TokyoVice_couv

Jake Adelstein – Tokyo Vice – Editions Marchialy – 475 p. – Traduction Cyril Gay

4ème de couverture :

“Parfois, mieux vaut avoir de la chance que d’être bon"

Quand Jake Adelstein intègre en 1993 le service Police-Justice du plus grand quotidien japonais, le Yomiuri Shinbun, il n’a que 24 ans et il est loin de maîtriser les codes de ce pays bien différent de son Missouri natal. A Tokyo, il couvre en étroite collaboration avec la police les affaires liées à la prostitution et au crime organisé. Pour cela, il n’hésite pas à s’enfoncer dans les quartiers rouges de la capitale, dans les entrailles du vice et de la décadence. Approché par les yakuzas, il devient leur interlocuteur favori tout en restant un informateur précieux pour la police. Une position dangereuse, inédite et ambivalente, aux frontières du crime, qui incite Jake Adelstein à entrer dans un jeu dont il ne maîtrise pas les règles. A mi-chemin entre le polar mafieux et l’enquête journalistique, Tokyo Vice est le roman initiatique d’un jeune journaliste américain à Tokyo qui nous livre, avec beaucoup d’humour, un témoignage nerveux sur l’envers de la société nippone.

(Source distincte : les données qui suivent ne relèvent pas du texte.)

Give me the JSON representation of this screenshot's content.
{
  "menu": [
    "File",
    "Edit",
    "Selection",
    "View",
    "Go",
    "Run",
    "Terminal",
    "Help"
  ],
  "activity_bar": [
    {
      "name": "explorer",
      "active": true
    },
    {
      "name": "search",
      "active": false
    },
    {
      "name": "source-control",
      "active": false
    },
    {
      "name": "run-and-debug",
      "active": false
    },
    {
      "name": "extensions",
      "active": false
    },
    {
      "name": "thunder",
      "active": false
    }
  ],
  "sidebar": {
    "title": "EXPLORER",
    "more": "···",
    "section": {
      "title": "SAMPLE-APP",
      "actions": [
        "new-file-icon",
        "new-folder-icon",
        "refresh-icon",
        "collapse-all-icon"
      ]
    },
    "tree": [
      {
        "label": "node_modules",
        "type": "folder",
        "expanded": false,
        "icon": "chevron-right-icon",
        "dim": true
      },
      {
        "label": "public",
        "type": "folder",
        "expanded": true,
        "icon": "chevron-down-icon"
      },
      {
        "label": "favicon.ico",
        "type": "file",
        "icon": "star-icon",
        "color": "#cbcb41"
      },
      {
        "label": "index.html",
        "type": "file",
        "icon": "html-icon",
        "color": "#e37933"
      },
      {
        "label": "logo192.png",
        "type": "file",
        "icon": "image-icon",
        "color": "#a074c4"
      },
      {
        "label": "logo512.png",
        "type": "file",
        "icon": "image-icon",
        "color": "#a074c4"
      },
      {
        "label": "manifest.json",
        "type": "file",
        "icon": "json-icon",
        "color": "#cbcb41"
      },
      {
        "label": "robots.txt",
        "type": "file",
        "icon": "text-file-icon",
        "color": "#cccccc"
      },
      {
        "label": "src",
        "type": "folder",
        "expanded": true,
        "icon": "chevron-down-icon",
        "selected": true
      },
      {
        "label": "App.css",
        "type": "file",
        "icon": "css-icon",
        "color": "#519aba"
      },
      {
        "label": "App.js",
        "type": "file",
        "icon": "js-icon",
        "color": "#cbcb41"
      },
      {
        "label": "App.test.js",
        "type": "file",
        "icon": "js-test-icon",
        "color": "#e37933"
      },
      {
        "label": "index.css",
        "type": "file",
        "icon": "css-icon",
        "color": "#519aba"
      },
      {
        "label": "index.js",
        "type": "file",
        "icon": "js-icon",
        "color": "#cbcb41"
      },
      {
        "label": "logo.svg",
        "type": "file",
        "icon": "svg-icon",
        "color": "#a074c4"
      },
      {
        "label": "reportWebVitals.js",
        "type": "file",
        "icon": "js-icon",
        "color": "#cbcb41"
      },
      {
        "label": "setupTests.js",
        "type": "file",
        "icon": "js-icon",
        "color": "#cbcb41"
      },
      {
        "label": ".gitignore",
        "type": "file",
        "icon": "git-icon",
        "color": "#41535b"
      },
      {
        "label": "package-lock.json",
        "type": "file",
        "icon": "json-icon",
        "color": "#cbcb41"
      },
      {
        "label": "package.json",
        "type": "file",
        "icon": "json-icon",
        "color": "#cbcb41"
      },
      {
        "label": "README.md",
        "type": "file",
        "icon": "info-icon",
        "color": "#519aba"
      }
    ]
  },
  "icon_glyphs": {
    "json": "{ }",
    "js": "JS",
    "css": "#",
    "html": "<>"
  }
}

Jake Adelstein est le premier étranger à avoir intégré la rédaction du Yomiuri Shinbun. Pendant plus de dix ans, il couvre le trafic d’êtres humains et le crime organisé. A la suite de son enquête sur les yakuzas, sa famille est placée sous protection du FBI pendant plusieurs années. Il a par ailleurs travaillé pour The Daily Beast, The Japan Times et Vice News.

Mon avis sur ce livre :

Avant toute chose j’aimerai signaler la qualité d’impression de ce livre paru aux Editions Marchialy avec un papier de qualité et une mise en page soignée et originale. Quant au récit, j’ai adoré du début à la fin. Dès les premières pages le lecteur est embarqué dans une histoire d’autant plus incroyable qu’elle est basée sur la réalité des affaires de la mafia japonaise. On découvre le parcours inattendu de l’auteur, un quotidien étonnant et des personnages inquiétants et hauts en couleur. On imagine sans peine la difficulté pour un gaijin de s’intégrer au Japon à un tel niveau : être employé comme journaliste dans un journal japonais, écrire pour ce titre en japonais, s’intégrer à la police et au monde des yakuzas. Si j’ai aimé l’histoire concernant le Goto-gumi que j’ai trouvée passionnante, j’ai aussi particulièrement apprécié toute la partie concernant les us et coutumes de la société japonaise, la façon dont la police et les journalistes sont amenés à collaborer, la hiérarchie tacite ou non entre ces différentes professions, la place des yakuzas par rapport à la société civile japonaise, leur évolution et leur adaptation au monde de la finance internationale. J’ai aussi appris des tas de choses sur le fonctionnement de la société japonaises et sur sa structure sociale et culturelle à travers ce livre.

Le lecteur embarque pour un récit étonnant dans les bas-fonds de la société nippone avec son industrie du sexe, du racket et de l’exploitation humaine dans ce qu’elle a de plus abjecte ; mais cela n’est ni graveleux, ni gratuit. Au contraire, la dimension humaine est toujours présente et au centre du récit. On s’attache facilement aux personnages, même à ce yakuza qui demande de l’aide à l’auteur pour découvrir celui qui propage des rumeurs à son encontre. Entre témoignage et policier, ce livre se lit très facilement. Le style est concis, journalistique, dynamique.

J’ai aimé aller au-delà des apparences à travers ce témoignage. Pour avoir visité le Japon, j’en avais, comme beaucoup, la vision idéalisée d’un pays se partageant entre modernité et tradition, où les rues sont sûres, propres, les gens pressés, la nourriture fabuleuse… Une sorte de mélange entre le carrefour de Shibuya et le calme zen d’un onsen. Même si l’on sait pertinemment que le côté sombre existe, on a tendance à l’oublier dans les rues de Tokyo, où l’insécurité que l’on peut rencontrer à Paris ou dans nos grandes villes occidentales n’existe pas en tant que telle. Il était donc intéressant d’approcher aussi un peu ce côté sombre à travers ce livre et de réaliser pleinement que malgré cet aspect lisse apparent il existe aussi des failles, des crimes sordides (à travers l’affaire Lucy Blackman par exemple),  une gangrène financière présente à tous niveaux de la société jusqu’au sommet. Ce témoignage fut l’un de mes coups de cœur de ce premier semestre de lecture.

Je remercie Babelio et les Editions Marchialy pour ce livre qui m’a tenu en haleine du début à la fin.